2009 Portland GSA Annual Meeting (18-21 October 2009)

Paper No. 12
Presentation Time: 11:15 AM

REDUCING THE VARIABILITY OF NOA LABORATORY ANALYSIS TEST RESULTS THROUGH PROPER LABORATORY SUBSAMPLING DURING BULK SOIL AND ROCK PROCESSING


BAILEY, R. Mark, Asbestos TEM Laboratories, 630 Bancroft way, Berkeley, CA 94710-, mark@asbestostemlabs.com

“The seemingly simple task of taking a small amount of material out of a laboratory sample bottle could possibly be the largest source of error in the whole measurement process.” – “Guidance for Obtaining Representative Laboratory Analytical Samples from Particulate Laboratory Samples”, EPA/600/R-03/027. It is a well known fact in the asbestos testing and consulting industry that lack of reproducibility of asbestos laboratory test results on soil and rock samples is a major problem. Most samples collected in field environments exhibit considerable heterogeneity of size, shape, density, and composition/rock type (e.g. large 1-10 kg samples with silt to rock size fragments of ≤3” diameter of unknown origin).
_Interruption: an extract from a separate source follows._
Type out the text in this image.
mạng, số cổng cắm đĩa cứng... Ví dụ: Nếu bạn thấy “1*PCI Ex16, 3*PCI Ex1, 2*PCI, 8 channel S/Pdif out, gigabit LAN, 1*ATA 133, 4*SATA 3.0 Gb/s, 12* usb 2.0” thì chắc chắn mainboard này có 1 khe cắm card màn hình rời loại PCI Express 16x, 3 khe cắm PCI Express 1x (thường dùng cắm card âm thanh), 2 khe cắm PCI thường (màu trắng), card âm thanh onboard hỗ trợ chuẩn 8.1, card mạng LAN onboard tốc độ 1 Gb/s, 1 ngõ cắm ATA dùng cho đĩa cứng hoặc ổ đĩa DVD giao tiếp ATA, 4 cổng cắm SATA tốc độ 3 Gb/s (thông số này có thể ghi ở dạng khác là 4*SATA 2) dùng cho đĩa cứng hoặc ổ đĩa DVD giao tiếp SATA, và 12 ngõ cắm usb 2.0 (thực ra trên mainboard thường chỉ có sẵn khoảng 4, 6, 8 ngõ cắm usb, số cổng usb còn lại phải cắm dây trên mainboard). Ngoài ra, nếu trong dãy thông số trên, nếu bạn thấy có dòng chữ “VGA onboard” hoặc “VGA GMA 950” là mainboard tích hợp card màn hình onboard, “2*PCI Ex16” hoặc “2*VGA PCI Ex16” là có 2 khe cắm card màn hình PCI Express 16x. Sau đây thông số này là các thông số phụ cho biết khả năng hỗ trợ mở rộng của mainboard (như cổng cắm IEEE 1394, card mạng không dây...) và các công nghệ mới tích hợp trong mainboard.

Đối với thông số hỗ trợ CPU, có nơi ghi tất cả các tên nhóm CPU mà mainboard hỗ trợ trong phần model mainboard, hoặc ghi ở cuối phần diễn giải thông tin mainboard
These samples must be reduced in mass and volume on the order of 10-5 for polarized light microscopy and 10-10 for transmission electron microscopy analysis, respectively. Sample reduction is performed through a series of subsampling and comminution steps. Significant errors can result at every step of the sample reduction process if proper care is not taken to insure representative subsampling techniques are followed. Unfortunately, little, if any, guidance is given in asbestos soil testing methods in this regard. However, geochemists/geostatisticians, Dr. Pierre Gy and Dr. Francis Pitard, whose work has focused primarily on the mining industry, have developed a theory of soil and rock sampling, and practical sampling handling methods, which can be applied to environmental soil and rock samples which contain asbestos. Their theories are the basis for EPA/600/R-03/027, and have been developed to a point that, with only a modicum of extra effort, the relative variance of the total subsampling error during sample preparation can be reduced by orders of magnitude. A summary of Dr. Gy’s & Dr. Pitard’s theories on, and approaches to, proper sampling techniques will be presented along with laboratory test data on samples prepared by both proper and improper methods.